Rosemary had known her whole adult life that she would eventually need a transplant and had hoped that Gary would be the one to provide a donor kidney. She felt uncomfortable with the idea of someone else having to undergo the months of screenings, doctors appointments, and ultimately, the loss of a major organ.

Then came another fateful call. In the evening hours of September 30, as Gary was preparing for an 8:30 a.m. removal of his kidney, Rosemary received a call from the organ transplantation program at University of Iowa Hospitals and Clinics. A donor match had been found.

"The timing was bizarre, but perfect," she said.

The Gavins hurried to UI Hospitals and Clinics, waiting several hours for doctors to perform a cross match between the kidney to be transplanted and Rosemary's own. Soon afterward, both draped in hospital gowns, they walked into the pre-surgical unit together as Gary went off to surgery.

About six hours later, Rosemary would do the same.

Winfield removed Gary's right kidney using laparoscopic surgery, a procedure that requires only small incisions and allows for a quicker recovery.
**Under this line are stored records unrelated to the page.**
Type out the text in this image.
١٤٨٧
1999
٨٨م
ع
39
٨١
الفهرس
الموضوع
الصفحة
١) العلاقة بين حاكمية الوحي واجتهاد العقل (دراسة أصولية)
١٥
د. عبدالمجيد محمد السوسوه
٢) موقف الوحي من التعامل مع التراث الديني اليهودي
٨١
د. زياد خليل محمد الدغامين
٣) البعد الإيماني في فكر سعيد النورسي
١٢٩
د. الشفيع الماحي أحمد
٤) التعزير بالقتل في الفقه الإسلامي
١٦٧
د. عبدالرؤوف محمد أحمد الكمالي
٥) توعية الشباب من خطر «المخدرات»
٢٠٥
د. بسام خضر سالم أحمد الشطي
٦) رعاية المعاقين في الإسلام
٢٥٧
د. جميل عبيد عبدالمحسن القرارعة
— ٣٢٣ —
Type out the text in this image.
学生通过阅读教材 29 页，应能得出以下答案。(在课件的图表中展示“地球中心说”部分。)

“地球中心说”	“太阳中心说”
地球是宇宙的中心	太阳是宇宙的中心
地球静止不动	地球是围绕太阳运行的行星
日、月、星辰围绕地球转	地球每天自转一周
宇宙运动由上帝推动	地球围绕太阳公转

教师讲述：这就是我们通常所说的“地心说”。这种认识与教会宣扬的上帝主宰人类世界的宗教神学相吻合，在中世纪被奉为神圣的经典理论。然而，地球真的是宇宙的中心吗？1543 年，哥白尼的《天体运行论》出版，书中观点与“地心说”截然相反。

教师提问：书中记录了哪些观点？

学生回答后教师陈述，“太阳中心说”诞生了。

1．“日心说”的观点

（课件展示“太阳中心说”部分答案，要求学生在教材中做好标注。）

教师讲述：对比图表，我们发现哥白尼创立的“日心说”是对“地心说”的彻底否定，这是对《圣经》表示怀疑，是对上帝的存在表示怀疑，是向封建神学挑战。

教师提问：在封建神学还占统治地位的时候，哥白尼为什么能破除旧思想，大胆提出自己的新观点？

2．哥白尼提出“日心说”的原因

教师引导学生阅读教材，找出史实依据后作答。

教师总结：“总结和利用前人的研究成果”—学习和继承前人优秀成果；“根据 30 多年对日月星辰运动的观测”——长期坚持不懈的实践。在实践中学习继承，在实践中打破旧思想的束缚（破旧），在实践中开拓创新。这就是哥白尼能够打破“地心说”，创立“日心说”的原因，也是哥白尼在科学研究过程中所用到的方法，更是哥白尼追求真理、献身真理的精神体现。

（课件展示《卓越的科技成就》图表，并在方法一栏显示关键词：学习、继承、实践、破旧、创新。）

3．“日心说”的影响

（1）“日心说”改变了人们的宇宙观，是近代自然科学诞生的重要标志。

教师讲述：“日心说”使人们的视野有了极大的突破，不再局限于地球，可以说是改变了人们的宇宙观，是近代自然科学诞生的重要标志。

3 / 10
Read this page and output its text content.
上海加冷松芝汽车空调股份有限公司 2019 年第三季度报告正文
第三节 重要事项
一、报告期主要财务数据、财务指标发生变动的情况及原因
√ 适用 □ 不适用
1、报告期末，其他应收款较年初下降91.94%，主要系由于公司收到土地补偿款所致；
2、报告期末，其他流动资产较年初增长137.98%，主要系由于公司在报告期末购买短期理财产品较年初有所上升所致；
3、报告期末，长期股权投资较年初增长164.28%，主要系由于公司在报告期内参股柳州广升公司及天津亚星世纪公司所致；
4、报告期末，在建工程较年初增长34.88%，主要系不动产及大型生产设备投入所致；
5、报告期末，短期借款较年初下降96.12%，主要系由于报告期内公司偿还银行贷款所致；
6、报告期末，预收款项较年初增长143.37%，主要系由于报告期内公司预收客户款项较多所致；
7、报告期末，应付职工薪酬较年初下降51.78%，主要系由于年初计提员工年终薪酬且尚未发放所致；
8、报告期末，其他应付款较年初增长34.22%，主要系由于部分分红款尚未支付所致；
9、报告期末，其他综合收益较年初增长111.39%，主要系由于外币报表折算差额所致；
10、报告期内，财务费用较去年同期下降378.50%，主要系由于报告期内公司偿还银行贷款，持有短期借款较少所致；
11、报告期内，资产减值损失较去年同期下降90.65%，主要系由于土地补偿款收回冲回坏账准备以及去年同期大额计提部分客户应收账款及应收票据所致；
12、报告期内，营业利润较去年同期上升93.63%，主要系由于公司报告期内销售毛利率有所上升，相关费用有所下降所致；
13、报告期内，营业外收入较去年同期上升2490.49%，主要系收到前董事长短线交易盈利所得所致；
"Cosmetically, it's like night and day," Winfield said, comparing a laparoscopic procedure to conventional surgical removal of the kidney. "Most procedures would leave him with three to six months recovery."

Gary left the hospital thirty-six hours after his operation.

Stephen Rayhill, M.D., performed Rosemary's three-hour transplant after which she experienced immediate kidney function.

"I was so happy," Rosemary said. "I was awake, alive, there were people I loved."

Gary put it more concisely.

"We were two for two."

Gary and Rosemary Gavin

Life is good again for Gary and Rosemary Gavin following separate health-related setbacks on the same day. With them is their trust friend, Betty.